Er kann es einfach nicht lassen: Charlie Sheen soll nach einer kleinen Pause wieder in den Drogensumpf abgetaucht sein. Laut "radaronline.com" schnupft der Ex-"Two And A Half Men"-Star wieder Kokain und raucht sogar Crack. Ungefähr 1500 Euro soll Charlie dafür jeden Tag ausgeben. Und Insider wollen wissen: Der 47-Jährige stellt in seinem eigenen Badezimmer sogar selbst Crack her.

"Er ist immer so breit, dass er nur noch murmelt.
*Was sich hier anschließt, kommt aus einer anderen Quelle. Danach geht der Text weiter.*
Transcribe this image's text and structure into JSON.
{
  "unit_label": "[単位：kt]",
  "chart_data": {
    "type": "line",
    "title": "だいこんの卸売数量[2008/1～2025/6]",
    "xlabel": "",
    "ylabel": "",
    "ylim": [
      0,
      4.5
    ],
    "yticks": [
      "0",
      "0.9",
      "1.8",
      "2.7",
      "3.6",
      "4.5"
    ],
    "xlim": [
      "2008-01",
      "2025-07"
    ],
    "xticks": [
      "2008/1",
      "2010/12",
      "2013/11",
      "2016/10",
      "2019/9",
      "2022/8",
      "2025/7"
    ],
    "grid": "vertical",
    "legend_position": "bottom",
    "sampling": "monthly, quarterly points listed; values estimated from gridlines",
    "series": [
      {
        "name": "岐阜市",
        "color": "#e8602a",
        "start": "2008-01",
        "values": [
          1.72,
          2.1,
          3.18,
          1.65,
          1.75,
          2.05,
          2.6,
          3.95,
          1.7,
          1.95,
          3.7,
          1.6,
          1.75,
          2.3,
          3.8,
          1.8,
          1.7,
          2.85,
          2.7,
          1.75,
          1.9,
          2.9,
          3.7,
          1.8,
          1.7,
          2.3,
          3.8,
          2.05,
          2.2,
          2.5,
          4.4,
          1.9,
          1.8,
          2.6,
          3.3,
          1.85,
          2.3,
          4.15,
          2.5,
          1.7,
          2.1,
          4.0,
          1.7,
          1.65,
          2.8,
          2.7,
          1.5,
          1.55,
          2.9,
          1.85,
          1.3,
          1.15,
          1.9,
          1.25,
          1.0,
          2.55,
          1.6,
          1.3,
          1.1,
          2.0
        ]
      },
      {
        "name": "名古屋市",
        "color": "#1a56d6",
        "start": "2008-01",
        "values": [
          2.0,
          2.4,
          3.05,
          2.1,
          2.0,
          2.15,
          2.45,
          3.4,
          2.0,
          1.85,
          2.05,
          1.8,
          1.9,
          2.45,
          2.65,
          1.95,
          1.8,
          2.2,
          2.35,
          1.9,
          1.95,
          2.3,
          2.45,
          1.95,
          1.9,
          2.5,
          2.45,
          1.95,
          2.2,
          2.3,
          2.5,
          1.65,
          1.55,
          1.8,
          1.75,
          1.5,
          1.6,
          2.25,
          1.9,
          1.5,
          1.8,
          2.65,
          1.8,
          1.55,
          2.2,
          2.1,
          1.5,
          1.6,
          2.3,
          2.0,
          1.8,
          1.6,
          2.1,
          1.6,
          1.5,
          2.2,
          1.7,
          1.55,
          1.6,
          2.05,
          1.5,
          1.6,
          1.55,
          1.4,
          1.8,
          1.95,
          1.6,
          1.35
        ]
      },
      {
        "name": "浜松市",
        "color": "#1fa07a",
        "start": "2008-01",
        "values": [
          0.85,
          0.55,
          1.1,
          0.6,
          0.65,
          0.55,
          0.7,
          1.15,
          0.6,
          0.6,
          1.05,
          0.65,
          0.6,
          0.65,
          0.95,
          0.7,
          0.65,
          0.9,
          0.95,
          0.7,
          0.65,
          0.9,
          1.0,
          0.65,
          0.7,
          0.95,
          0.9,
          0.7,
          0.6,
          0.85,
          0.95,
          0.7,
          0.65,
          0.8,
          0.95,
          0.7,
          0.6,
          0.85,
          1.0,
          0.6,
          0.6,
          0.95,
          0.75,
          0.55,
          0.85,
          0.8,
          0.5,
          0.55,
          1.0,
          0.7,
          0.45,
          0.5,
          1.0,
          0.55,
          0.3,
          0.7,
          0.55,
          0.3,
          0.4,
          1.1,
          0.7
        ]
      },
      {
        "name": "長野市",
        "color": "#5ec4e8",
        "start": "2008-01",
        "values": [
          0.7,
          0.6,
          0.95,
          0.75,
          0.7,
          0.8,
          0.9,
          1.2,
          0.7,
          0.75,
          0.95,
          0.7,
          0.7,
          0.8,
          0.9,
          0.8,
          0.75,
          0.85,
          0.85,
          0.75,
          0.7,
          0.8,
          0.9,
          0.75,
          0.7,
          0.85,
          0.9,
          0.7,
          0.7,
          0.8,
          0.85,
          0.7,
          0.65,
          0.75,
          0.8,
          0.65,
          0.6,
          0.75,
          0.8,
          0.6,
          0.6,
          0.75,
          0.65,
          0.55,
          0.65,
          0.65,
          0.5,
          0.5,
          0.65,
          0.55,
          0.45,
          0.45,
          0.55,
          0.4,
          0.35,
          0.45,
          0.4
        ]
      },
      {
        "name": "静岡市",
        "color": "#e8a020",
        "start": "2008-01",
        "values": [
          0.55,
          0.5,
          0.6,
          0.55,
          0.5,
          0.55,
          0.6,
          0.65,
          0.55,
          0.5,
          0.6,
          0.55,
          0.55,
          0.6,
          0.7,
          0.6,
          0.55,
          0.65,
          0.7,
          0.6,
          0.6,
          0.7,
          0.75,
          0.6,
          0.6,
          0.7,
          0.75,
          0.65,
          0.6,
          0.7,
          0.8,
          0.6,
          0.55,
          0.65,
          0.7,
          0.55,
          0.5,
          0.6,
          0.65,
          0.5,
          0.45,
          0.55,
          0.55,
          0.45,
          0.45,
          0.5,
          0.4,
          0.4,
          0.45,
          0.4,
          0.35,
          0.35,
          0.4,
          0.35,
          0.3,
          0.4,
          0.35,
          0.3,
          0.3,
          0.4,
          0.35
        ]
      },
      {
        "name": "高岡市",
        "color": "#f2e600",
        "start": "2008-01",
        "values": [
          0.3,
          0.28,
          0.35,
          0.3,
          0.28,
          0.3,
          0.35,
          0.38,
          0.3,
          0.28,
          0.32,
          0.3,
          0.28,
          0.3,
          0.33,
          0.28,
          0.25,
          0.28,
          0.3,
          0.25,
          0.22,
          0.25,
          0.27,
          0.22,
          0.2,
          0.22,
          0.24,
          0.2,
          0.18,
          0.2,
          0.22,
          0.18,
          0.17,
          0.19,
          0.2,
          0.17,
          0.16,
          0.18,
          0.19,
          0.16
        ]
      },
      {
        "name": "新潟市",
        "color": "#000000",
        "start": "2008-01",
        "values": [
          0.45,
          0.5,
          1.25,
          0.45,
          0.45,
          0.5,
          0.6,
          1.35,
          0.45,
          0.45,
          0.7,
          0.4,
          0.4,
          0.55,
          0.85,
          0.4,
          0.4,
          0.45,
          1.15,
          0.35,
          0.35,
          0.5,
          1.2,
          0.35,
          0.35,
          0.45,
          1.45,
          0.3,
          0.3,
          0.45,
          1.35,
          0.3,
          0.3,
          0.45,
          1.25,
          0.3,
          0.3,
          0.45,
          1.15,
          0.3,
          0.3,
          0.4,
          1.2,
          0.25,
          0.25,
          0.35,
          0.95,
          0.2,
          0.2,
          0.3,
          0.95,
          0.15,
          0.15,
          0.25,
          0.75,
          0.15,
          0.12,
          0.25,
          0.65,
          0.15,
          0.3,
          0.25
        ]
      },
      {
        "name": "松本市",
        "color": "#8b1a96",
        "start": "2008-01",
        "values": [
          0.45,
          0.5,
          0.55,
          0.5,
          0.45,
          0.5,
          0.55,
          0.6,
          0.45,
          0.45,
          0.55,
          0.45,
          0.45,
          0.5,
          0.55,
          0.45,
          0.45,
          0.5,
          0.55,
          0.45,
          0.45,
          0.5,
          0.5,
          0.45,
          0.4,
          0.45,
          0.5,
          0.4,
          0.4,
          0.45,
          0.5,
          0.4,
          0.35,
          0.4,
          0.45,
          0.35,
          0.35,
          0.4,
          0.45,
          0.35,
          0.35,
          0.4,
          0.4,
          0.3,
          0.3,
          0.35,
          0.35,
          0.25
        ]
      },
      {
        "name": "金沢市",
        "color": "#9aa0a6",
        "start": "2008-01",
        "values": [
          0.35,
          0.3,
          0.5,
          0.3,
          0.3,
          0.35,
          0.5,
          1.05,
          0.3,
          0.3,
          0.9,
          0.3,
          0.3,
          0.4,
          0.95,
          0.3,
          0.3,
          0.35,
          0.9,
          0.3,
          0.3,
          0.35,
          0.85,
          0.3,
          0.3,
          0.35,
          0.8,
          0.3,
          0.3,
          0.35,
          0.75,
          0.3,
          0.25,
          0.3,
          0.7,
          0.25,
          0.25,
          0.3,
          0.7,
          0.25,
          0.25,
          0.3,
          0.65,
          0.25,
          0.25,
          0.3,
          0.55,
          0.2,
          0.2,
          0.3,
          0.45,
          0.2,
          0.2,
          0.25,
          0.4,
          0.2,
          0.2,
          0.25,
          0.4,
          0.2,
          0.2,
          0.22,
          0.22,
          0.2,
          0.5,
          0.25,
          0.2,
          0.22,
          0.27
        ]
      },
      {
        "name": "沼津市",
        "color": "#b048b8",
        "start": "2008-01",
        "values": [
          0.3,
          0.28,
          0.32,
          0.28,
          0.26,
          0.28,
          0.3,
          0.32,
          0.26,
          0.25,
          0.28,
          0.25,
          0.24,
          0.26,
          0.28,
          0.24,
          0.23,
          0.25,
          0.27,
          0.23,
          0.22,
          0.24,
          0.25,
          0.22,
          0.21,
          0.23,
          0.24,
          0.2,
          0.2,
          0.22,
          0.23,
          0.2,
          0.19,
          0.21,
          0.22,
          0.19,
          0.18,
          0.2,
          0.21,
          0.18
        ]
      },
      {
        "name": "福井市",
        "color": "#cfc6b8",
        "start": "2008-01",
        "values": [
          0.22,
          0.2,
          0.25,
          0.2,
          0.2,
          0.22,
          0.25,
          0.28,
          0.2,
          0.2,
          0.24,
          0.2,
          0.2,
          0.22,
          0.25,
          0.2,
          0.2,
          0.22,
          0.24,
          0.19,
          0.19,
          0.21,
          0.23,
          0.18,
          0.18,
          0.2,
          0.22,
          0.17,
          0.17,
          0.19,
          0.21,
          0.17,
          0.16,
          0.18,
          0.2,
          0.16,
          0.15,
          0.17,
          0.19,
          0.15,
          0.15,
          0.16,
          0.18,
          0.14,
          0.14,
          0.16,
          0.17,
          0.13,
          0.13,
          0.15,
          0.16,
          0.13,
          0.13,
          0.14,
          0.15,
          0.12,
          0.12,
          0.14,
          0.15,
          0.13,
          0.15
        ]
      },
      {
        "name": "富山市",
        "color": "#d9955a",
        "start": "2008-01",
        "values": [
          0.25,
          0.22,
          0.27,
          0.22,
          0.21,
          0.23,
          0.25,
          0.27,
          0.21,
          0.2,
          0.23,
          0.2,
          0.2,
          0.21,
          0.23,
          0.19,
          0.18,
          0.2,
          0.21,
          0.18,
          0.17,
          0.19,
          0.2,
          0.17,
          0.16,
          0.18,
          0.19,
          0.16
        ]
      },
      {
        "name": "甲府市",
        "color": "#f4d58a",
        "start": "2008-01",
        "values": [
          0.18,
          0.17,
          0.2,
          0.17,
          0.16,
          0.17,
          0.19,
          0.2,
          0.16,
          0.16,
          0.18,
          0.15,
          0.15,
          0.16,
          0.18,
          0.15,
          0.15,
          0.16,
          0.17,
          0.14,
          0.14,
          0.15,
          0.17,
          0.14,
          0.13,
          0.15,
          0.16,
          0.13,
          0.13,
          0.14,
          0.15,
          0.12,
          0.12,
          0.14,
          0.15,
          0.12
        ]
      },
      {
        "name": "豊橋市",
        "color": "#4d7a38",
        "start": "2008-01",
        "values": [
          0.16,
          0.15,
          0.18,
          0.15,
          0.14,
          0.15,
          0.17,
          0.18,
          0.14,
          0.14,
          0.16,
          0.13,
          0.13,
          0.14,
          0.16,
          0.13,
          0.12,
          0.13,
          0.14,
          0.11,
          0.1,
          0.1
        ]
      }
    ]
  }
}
Meist schaut er sich dann Pornos an oder bestellt Prostituierte", berichtet ein Bekannter dem Klatschportal.

Weil Charlie am Set seiner Serie "Anger Management" fehlte, ging kürzlich sogar das Gerücht herum, er habe wieder in einer Entzugsklinik einchecken müssen. "Tmz.com" berichtet jedoch, der Schauspieler habe nach einem Besuch bei seiner Ex-Frau Denise Richards und seinen beiden Töchtern eine Ohrenentzündung bekommen, die er zu Hause auskurieren musste. Bereits im vergangenen Jahr hatte Charlie angeblich mit einer langwierigen Infektion der Ohren zu kämpfen. Ein ernsthaftes gesundheitliches Problem oder nur eine müde Ausrede für seinen erneuten Drogenabsturz?

In den vergangenen Jahren war Charlie Sheen immer wieder durch sein Privatleben in die Schlagzeilen geraten. Seit 1990 war er insgesamt fünfmal in einer Entzugsklinik und wurde zu einer Bewährungsstrafe verurteilt, nachdem er seine Ex-Frau Brooke Mueller geschlagen und mit einem Messer bedroht hatte. Danach geriet er noch mehrere Male mit dem Gesetz in Konflikt. Unter anderem weil er in Hotelzimmern randaliert und ein Escort-Girl geschlagen hatte. Seine Ausbrüche kosteten ihn die Hauptrolle in der Sitcom "Two And A Half Men", er wurde durch Ashton Kutcher ersetzt. Ein 80-Millionen-Dollar-Vertrag für die Serie "Anger Management" rettete Charlie schließlich aus dem Karrieretief. Es ist nur zu hoffen, dass er nicht auch diese Chance verspielt.